Padang State Polytechnics
- Logo of Padang State Polytechnics
- Motto: Think Academically, Act Professionally, Behave Nobly
- Type: Public university
- Established: March 12, 1985 Initiated October 5, 1987 Anniversary / Dies Natalis
- Affiliations: Andalas University (until October 6, 2012)
- Director: Revalin Herdianto
- Location: Limau Manis Campus, Padang, West Sumatra, Indonesia 0°54′50″S 100°28′01″E﻿ / ﻿0.914°S 100.467°E
- Campus: Limau Manis;
- Colors: Orange
- Nickname: PNP
- Website: www.pnp.ac.id

= Padang State Polytechnics =

Padang State Polytechnics (Politeknik Negeri Padang), formerly named: Andalas State Polytechnics (or Andalas Polytechnics (Politeknik Negeri Andalas) and Polytechnics of Andalas University (Politeknik Universitas Andalas)) is a higher education institution in Padang, West Sumatra, Indonesia.
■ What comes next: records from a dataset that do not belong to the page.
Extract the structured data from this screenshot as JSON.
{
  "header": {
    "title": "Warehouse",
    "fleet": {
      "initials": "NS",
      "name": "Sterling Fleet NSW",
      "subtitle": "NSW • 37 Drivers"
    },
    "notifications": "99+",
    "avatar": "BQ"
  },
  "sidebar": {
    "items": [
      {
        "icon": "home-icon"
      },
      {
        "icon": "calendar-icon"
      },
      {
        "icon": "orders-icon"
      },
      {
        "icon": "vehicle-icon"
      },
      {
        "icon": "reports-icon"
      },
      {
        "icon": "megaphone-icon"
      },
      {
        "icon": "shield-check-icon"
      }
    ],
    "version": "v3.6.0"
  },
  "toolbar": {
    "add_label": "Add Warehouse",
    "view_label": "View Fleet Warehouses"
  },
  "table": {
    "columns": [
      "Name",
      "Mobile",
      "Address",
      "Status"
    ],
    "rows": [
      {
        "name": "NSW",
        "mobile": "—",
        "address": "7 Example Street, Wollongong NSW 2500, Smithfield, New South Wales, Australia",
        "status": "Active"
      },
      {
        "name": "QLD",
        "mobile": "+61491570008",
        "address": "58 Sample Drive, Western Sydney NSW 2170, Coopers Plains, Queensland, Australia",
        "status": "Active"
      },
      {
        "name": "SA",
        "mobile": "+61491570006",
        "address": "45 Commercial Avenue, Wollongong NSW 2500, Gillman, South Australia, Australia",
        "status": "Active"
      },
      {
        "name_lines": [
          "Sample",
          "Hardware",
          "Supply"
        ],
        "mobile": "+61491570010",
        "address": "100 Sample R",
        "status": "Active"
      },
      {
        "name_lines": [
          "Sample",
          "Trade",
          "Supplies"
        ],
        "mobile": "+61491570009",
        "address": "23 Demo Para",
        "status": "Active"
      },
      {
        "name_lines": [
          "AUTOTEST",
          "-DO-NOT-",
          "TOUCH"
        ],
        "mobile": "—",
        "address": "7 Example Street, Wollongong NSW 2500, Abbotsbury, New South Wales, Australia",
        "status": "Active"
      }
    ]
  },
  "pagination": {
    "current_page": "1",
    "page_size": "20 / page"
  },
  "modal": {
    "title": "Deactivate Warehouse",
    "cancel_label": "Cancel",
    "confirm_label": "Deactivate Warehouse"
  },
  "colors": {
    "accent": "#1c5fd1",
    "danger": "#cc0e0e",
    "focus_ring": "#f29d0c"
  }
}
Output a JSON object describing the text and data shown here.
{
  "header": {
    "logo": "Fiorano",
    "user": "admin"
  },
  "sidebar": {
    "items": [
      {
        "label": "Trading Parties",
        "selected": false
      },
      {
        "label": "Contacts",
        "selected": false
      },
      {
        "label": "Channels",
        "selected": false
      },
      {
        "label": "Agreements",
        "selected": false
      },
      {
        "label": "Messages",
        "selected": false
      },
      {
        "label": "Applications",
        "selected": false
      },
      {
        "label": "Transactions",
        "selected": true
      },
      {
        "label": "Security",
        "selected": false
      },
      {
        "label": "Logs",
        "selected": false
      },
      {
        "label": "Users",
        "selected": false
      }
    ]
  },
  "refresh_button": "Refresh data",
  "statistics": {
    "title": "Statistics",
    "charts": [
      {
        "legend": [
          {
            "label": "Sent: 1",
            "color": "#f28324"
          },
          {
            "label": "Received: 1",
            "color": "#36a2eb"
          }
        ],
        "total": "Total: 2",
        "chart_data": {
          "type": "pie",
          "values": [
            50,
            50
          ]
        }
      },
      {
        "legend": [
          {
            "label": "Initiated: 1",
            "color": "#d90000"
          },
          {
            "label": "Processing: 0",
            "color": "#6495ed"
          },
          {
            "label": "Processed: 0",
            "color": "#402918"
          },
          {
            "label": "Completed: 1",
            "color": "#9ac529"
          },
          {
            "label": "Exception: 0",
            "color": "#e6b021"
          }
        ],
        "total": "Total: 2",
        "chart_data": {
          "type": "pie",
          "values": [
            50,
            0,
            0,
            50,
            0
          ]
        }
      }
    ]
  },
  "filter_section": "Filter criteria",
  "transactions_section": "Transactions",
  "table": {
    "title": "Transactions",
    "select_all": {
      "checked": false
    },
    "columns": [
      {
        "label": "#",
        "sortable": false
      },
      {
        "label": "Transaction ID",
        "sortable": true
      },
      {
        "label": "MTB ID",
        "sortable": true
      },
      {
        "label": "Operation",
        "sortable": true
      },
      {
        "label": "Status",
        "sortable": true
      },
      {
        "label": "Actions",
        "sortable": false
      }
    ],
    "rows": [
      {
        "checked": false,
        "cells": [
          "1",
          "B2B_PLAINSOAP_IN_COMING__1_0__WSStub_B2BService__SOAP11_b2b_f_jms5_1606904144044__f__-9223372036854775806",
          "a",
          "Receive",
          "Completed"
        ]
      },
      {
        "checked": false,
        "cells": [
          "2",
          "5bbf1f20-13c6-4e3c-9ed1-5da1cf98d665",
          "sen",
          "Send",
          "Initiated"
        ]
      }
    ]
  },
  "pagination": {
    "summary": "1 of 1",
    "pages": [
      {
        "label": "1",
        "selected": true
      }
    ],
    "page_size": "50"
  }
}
The current director is Revalin Herdianto.

==Overview==
Andalas State Polytechnics provides vocational education aimed at granting Expert associate degrees (Ahli Madya or A.Md.).

The dynamic curriculum is designed according to the needs of the industry and commerce sectors.

==Studies and study programmes==
There are 20 Diploma-3 study programmes, 11 Diploma-4 study programmes, and 1 Applied Master's program.

== Departments and Study Programs ==
There are 7 Departments, 12 D3 Study Programs, and 10 D4 Study Programs (Engineering and Business) at Padang State Polytechnics, including:

=== Departments ===

| Engineering | Business |
|---|---|
| Electrical Engineering | Business Administration |
| Mechanical Engineering | Accounting |
| Civil Engineering | English |
| Information Technology |  |

=== D3 Study Programs ===

| Engineering | Business |
|---|---|
| Mechanical Engineering | Business Administration |
| Civil Engineering | Accounting |
| Electrical Engineering | English |
| Electronics Engineering D3 | Travel & Tourism Business |
| Telecommunication Engineering D3 |  |
| Computer Engineering |  |
| Heavy Equipment Engineering |  |
| Informatics Management |  |

=== D4 Study Programs ===

| Engineering | Business |
|---|---|
| Electronics Engineering D4 | Accounting |
| Irrigation & Swamp Planning Engineering | English |
| Road and Bridge Design |  |
| Construction Engineering Management |  |
| Manufacturing Engineering |  |
| Telecommunication Engineering D4 |  |
| Software Engineering Technology |  |
| Electrical Installation Engineering Technology |  |

Specifically for the Diploma 4 program, the academic degree awarded is S.Tr (Applied Bachelor).Permendikbud No.154 of 2014 concerning Fields of Science and Technology and Academic Degrees for Higher Education Graduates

=== Applied Master's / Postgraduate Study Programs ===
Following the development of applied master's degree programs at other vocational polytechnics in Indonesia, the first postgraduate program at Padang State Polytechnics was opened on 19 May 2020, starting with the Applied Master's in Accounting Information Systems study program.